When Banks Act as Regulators within a Regime of Privilege

The provision of financial services has become increasingly politicized. Banks like JPMorgan Chase and Citigroup have refused financial services to firms and industries they disfavor. While this practice may not raise concerns under ordinary circumstances, banks are not like most other businesses but exist and operate within a “regime of privilege.” In other words, they may be using what amounts to public power to attempt to impose their own private preferences on the market.

Brian Knight and Trace Mitchell consider whether this public power, granted to banks to facilitate lawful commerce, is being misused when banks try to regulate downstream markets by withholding their services. In “Private Policies and Public Power: When Banks Act as Regulators within a Regime of Privilege,” they discuss how policymakers might address this behavior.

Why Banks are Privileged in the Financial Services Marketplace

  • Barriers to entry. The need to obtain a bank charter and Federal Deposit Insurance Corporation insurance serves as a barrier to entry that limits competition. It provides a competitive advantage to those firms that have received a charter and insurance at the expense of those that have not.

  • Government-granted advantages over nonbank competitors. Banks receive advantages over their nonbank competitors in the areas of lending and money transmission. In addition, they receive considerable benefits through the government’s issuance of deposit insurance and their provision of the different payments systems.
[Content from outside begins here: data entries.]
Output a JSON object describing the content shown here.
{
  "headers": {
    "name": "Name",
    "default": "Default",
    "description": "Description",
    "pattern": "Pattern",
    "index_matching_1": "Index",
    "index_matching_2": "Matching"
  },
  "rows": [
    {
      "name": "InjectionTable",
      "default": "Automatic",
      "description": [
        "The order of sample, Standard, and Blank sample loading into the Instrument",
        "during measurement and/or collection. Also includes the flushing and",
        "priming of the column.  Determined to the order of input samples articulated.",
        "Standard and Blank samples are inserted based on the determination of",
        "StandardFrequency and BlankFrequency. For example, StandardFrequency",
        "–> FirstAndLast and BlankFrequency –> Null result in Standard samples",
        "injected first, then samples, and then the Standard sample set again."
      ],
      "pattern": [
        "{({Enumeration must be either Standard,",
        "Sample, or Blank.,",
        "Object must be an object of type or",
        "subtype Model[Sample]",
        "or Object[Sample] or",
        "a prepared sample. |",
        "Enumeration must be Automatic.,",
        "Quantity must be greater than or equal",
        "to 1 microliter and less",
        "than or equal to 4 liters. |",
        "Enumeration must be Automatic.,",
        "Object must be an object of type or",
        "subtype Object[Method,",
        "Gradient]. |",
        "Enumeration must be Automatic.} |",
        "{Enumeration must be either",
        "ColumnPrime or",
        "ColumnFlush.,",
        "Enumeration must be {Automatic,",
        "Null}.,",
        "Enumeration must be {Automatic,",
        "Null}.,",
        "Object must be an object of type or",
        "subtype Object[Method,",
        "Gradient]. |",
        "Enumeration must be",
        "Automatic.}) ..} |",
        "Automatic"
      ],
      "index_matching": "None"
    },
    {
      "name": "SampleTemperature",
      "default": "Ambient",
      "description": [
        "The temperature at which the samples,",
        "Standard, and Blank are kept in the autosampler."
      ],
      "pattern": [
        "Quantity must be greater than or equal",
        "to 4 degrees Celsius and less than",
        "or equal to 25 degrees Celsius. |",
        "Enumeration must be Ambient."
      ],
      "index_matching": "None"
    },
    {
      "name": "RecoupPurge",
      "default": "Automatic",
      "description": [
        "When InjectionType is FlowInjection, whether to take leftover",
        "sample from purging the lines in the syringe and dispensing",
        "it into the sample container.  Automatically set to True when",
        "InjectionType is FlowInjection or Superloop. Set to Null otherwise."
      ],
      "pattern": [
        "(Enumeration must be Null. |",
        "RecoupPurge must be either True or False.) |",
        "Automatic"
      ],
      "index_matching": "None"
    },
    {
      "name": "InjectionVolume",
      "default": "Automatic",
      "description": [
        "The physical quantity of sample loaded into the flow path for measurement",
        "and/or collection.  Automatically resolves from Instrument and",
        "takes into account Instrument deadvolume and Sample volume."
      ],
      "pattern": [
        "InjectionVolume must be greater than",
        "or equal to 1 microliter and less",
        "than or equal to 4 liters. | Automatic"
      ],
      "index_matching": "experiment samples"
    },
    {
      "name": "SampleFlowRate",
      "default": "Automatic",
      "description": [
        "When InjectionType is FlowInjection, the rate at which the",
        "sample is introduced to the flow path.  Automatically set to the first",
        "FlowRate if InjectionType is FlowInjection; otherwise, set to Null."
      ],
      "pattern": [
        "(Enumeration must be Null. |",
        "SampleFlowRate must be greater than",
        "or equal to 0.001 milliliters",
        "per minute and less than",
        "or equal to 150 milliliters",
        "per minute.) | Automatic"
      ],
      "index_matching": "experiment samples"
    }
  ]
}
  • Explicit bailouts and implicit subsidies. These guarantees can provide significant value to banks. They protect banks from insolvency and allow them to attract investment on more favorable terms than they would receive without those protections.
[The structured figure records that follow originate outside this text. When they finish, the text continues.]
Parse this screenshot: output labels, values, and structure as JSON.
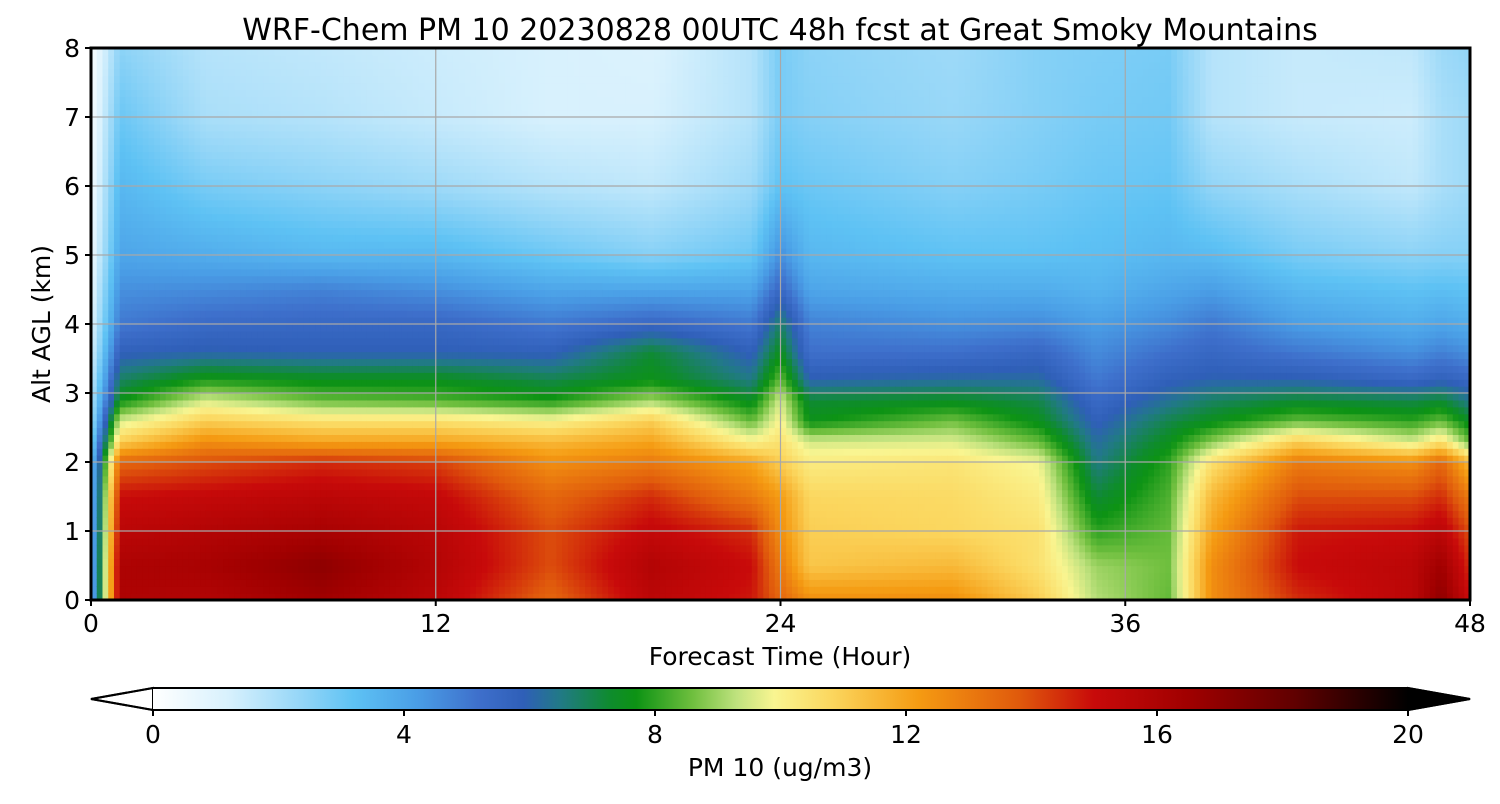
{
  "chart_data": {
    "type": "heatmap",
    "title": "WRF-Chem PM 10  20230828 00UTC 48h fcst at Great Smoky Mountains",
    "xlabel": "Forecast Time (Hour)",
    "ylabel": "Alt AGL (km)",
    "xlim": [
      0,
      48
    ],
    "ylim": [
      0,
      8
    ],
    "xticks": [
      0,
      12,
      24,
      36,
      48
    ],
    "yticks": [
      0,
      1,
      2,
      3,
      4,
      5,
      6,
      7,
      8
    ],
    "grid": true,
    "colorbar": {
      "label": "PM 10  (ug/m3)",
      "range": [
        0,
        20
      ],
      "ticks": [
        0,
        4,
        8,
        12,
        16,
        20
      ],
      "extend": "both",
      "orientation": "horizontal",
      "color_stops": [
        {
          "value": 0,
          "color": "#ffffff"
        },
        {
          "value": 1.2,
          "color": "#d8f1fd"
        },
        {
          "value": 2.4,
          "color": "#92d5f7"
        },
        {
          "value": 3.2,
          "color": "#5ec2f4"
        },
        {
          "value": 4.2,
          "color": "#4a9ee6"
        },
        {
          "value": 5.2,
          "color": "#3e6fcb"
        },
        {
          "value": 5.9,
          "color": "#2f5fb8"
        },
        {
          "value": 6.5,
          "color": "#217a85"
        },
        {
          "value": 7.3,
          "color": "#0e8c2c"
        },
        {
          "value": 7.7,
          "color": "#0d9314"
        },
        {
          "value": 8.6,
          "color": "#6fbf3e"
        },
        {
          "value": 9.3,
          "color": "#bfe27e"
        },
        {
          "value": 9.9,
          "color": "#f9f591"
        },
        {
          "value": 10.8,
          "color": "#fbd75f"
        },
        {
          "value": 12.2,
          "color": "#f59b12"
        },
        {
          "value": 13.8,
          "color": "#e05a0c"
        },
        {
          "value": 15.0,
          "color": "#c80a0a"
        },
        {
          "value": 16.5,
          "color": "#a00000"
        },
        {
          "value": 18.2,
          "color": "#600000"
        },
        {
          "value": 20.0,
          "color": "#000000"
        }
      ]
    },
    "altitudes_km": [
      0,
      0.5,
      1,
      1.5,
      2,
      2.3,
      2.6,
      2.9,
      3.2,
      3.6,
      4.0,
      4.5,
      5.0,
      6.0,
      7.0,
      8.0
    ],
    "series": [
      {
        "hour": 0.0,
        "values": [
          3,
          3,
          3,
          3,
          3,
          2.5,
          2,
          1.8,
          1.5,
          1.2,
          1,
          0.8,
          0.6,
          0.4,
          0.3,
          0.2
        ]
      },
      {
        "hour": 1.0,
        "values": [
          16,
          16,
          15.5,
          15,
          13.5,
          11,
          9.5,
          7.6,
          6.8,
          5.8,
          5,
          4.5,
          4,
          3.5,
          3,
          2.5
        ]
      },
      {
        "hour": 4.0,
        "values": [
          15.8,
          16.2,
          15.8,
          15.2,
          14,
          12.5,
          11,
          9.5,
          7.8,
          6,
          5.4,
          4.6,
          3.8,
          2.8,
          2,
          1.8
        ]
      },
      {
        "hour": 8.0,
        "values": [
          16.5,
          17,
          16.2,
          15.5,
          14.5,
          12,
          10.5,
          8.5,
          7.5,
          5.9,
          5.5,
          4.8,
          3.5,
          2.5,
          1.8,
          1.6
        ]
      },
      {
        "hour": 12.0,
        "values": [
          15.5,
          15.8,
          15.6,
          15.2,
          14.2,
          12,
          10.5,
          8.3,
          7.5,
          5.9,
          5.5,
          4.5,
          3.5,
          2.2,
          1.5,
          1.4
        ]
      },
      {
        "hour": 16.0,
        "values": [
          13.5,
          14,
          14,
          13.5,
          12.5,
          11.5,
          10,
          7.8,
          7,
          5.8,
          5,
          4,
          3,
          1.8,
          1.2,
          1.2
        ]
      },
      {
        "hour": 19.5,
        "values": [
          15.5,
          15.8,
          15.2,
          14.5,
          13,
          12,
          11,
          9,
          7.6,
          7.2,
          5.5,
          4,
          2.6,
          1.6,
          1.2,
          1.1
        ]
      },
      {
        "hour": 23.0,
        "values": [
          14.8,
          15,
          14.5,
          13,
          12,
          10,
          8.5,
          7.4,
          6.5,
          5.8,
          5,
          4,
          3,
          2.2,
          1.8,
          1.8
        ]
      },
      {
        "hour": 24.0,
        "values": [
          13.5,
          13,
          12.5,
          12.2,
          11,
          10.5,
          10,
          9.5,
          8.5,
          7.5,
          6.8,
          5.5,
          4.5,
          3.2,
          2.8,
          2.8
        ]
      },
      {
        "hour": 25.0,
        "values": [
          12.5,
          11.2,
          11,
          10.8,
          10.2,
          9.5,
          7.6,
          7.2,
          6,
          5.2,
          4.8,
          4,
          3.5,
          3,
          2.6,
          2.5
        ]
      },
      {
        "hour": 30.0,
        "values": [
          12.5,
          11.5,
          10.8,
          10.7,
          10.4,
          9.6,
          8.6,
          7.4,
          6.2,
          5.2,
          4.5,
          3.8,
          3.2,
          2.6,
          2.3,
          2.2
        ]
      },
      {
        "hour": 33.0,
        "values": [
          11,
          10.5,
          10.5,
          10.2,
          9.8,
          8.5,
          7.5,
          7,
          6.2,
          5.5,
          4.6,
          3.8,
          3.2,
          2.8,
          2.6,
          2.6
        ]
      },
      {
        "hour": 35.0,
        "values": [
          9.2,
          9,
          8,
          7.2,
          6.5,
          6.2,
          5.8,
          5.4,
          5,
          4.6,
          4.2,
          3.6,
          3.3,
          3,
          2.8,
          2.7
        ]
      },
      {
        "hour": 37.5,
        "values": [
          8.5,
          8.6,
          8.5,
          8.3,
          8,
          7.5,
          7,
          6.3,
          5.8,
          5.2,
          4.6,
          4,
          3.5,
          3.1,
          2.9,
          2.8
        ]
      },
      {
        "hour": 39.0,
        "values": [
          12.5,
          12.5,
          12,
          11.5,
          10.5,
          8.8,
          7.5,
          6.8,
          6,
          5.5,
          5,
          4.2,
          3.4,
          2.4,
          1.8,
          1.8
        ]
      },
      {
        "hour": 42.0,
        "values": [
          14.5,
          15,
          14.8,
          14,
          13,
          11,
          8.5,
          7.2,
          6,
          5,
          4.2,
          3.5,
          2.8,
          2,
          1.5,
          1.5
        ]
      },
      {
        "hour": 46.0,
        "values": [
          15.5,
          15.5,
          15,
          14,
          12.5,
          9.5,
          8,
          7,
          5.5,
          4.5,
          3.8,
          3.2,
          2.5,
          1.6,
          1.4,
          1.6
        ]
      },
      {
        "hour": 47.0,
        "values": [
          17,
          16.5,
          15.5,
          14.5,
          13.5,
          10.5,
          8.5,
          7.2,
          5.8,
          4.8,
          4,
          3.3,
          2.6,
          2,
          2,
          2.2
        ]
      },
      {
        "hour": 48.0,
        "values": [
          15,
          14.5,
          14,
          13,
          11.5,
          8.5,
          7.4,
          6.4,
          5.5,
          4.5,
          3.8,
          3.2,
          2.6,
          2.2,
          2.2,
          2.4
        ]
      }
    ]
  }
}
Why it May Be Inappropriate for Banks to Act As de facto Regulators

Banks frequently enjoy protection from competition and from the full burden of their risk-taking. When a bank’s actions are inconsistent with how its government-granted advantages are justified, that inconsistency calls into question whether the public is actually obtaining the benefit of the bargain it struck with banks—and whether banks should continue to enjoy those advantages.

None of the justifications for banks’ privileges stem from a desire to bestow on them the ability to act as de facto regulators. In fact, many of the justifications are directly undermined by a bank’s decision to act as a de facto regulator, when it seeks to use its power to influence others to adopt its preferred policies by threating to cut off access to services.

Three Ways to Address Banks Acting As de facto Regulators

  • Remove, or at least minimize, the government-granted privilege enjoyed by banks. This would address the very source of the problem, while preserving banks’ freedom of association. However, it may not be politically feasible.

  • Prohibit de facto regulatory efforts, but allow banks to use private alternatives. This would prevent banks from misusing government-granted benefits while allowing them to pursue private alternatives if they still wanted to engage in de facto regulatory behavior.

  • Condition becoming a bank, or providing bank services, on a forswearing of de facto regulation. This would be the most aggressive approach and would do the most harm to freedom of association, but it would also be the most direct solution.